# Monotone Convergence Theorem

## Theorem

Consider the measure space $(X,{\mathcal {M}},\mu )$ and suppose $\{f_{n}\}$ is a sequence of non-negative measurable functions, $f_{n}:X\to [0,+\infty ]$ such that $f_{n}\leq f_{n+1}$ for all $n\in \mathbb {N}$ . Furthermore, $\lim _{n\to +\infty }f_{n}=f(=\sup _{n}f_{n})$ . Then

$\lim _{n\to +\infty }\int f_{n}=\int \lim _{n\to +\infty }f_{n}.$ ## Proof

First we prove that $\lim _{n\rightarrow +\infty }\int f_{n}\leq \int \lim _{n\rightarrow +\infty }f_{n}$ .

Since $f_{n}\leq f_{n+1}$ for all $n\in \mathbb {N}$ , we have $f_{n}\leq \lim _{n\rightarrow +\infty }f_{n}$ and further $\int f_{n}\leq \int \lim _{n\rightarrow +\infty }f_{n}$ .

Sending $n\rightarrow +\infty$ on LHS gives us the result.

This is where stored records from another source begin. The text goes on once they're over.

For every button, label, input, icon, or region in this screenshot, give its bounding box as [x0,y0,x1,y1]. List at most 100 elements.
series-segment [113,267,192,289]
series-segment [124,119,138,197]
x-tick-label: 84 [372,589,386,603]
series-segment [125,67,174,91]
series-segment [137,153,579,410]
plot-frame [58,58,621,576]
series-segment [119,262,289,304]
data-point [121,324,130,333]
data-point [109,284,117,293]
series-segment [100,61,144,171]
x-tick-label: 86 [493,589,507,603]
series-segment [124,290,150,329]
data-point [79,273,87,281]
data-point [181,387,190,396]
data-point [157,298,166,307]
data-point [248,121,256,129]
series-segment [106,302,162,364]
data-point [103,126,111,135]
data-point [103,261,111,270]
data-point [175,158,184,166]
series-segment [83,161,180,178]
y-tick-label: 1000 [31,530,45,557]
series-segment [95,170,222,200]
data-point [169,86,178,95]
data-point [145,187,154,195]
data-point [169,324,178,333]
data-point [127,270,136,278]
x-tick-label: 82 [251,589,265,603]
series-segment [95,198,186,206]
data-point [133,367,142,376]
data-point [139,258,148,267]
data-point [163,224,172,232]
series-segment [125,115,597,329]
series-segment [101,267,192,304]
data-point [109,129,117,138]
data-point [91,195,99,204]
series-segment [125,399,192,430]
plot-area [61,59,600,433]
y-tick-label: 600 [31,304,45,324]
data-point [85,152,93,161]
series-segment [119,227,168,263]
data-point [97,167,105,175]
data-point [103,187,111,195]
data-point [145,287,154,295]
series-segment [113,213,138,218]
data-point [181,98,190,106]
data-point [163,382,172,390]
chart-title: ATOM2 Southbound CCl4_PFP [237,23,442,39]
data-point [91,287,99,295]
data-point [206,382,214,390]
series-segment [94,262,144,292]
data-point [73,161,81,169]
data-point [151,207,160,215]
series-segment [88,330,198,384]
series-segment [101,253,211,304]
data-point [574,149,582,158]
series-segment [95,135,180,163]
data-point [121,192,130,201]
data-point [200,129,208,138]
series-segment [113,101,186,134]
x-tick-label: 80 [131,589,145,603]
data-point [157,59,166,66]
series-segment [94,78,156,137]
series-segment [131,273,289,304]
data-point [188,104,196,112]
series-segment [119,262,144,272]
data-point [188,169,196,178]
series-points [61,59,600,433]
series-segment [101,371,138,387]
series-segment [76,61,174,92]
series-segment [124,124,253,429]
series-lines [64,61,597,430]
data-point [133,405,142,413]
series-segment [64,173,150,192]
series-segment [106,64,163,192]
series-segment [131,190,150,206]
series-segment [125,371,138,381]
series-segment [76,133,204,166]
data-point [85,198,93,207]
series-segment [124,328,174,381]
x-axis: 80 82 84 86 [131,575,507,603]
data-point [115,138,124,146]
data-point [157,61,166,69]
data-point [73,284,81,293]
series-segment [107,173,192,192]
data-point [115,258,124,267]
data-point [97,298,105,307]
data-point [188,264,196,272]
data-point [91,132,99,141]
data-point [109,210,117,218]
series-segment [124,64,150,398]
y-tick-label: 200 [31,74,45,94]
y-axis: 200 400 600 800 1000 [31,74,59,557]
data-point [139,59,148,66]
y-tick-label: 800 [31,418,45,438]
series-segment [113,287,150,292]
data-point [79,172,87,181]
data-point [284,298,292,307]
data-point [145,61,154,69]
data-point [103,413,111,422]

Then we only need to prove that $\lim _{n\rightarrow +\infty }\int f_{n}\geq \int \lim _{n\rightarrow +\infty }f_{n}$ . In this regard, denote $g=\lim _{n\rightarrow +\infty }f_{n}$ (which is measurable as the limit of measurable functions) and consider a simple function $\phi$ so that $0\leq \phi \leq g$ .

Now, for $n\in \mathbb {N}$ and some $t\in (0,1)$ , define the increasing sequence of measurable sets $E_{n}=\{x\in X\mid f_{n}-t\cdot \phi >0\}$ . Since $f_{n}\leq f_{n+1}$ , we have $E_{n}\subseteq E_{n+1}$ for $n\in \mathbb {N}$ . Moreover, we have $X=\cup _{n=1}^{\infty }E_{n}$ since $g=\sup _{n\in \mathbb {N} }f_{n}$ .

Recall that the set function $\nu (A)=\int _{A}\phi \,d\mu$ for $A\in {\mathcal {M}}$ is a measure on $(X,{\mathcal {M}},\mu )$ . We now see that $\lim _{n\rightarrow +\infty }\int _{X}f_{n}\geq \lim _{n\rightarrow +\infty }\int _{E_{n}}f_{n}\geq t\cdot \lim _{n\rightarrow +\infty }\int _{E_{n}}\phi =t\cdot \int _{X}\phi$ , where we have used the fact that $\nu (X)=\nu (\cup _{n=1}^{\infty }E_{n})=\lim _{n\rightarrow +\infty }\nu (E_{n})$ for the last equality. Taking the supremum over simple functions such that $0\leq \phi \leq g$ and the supremum over $t\in (0,1)$ yields the required inequality.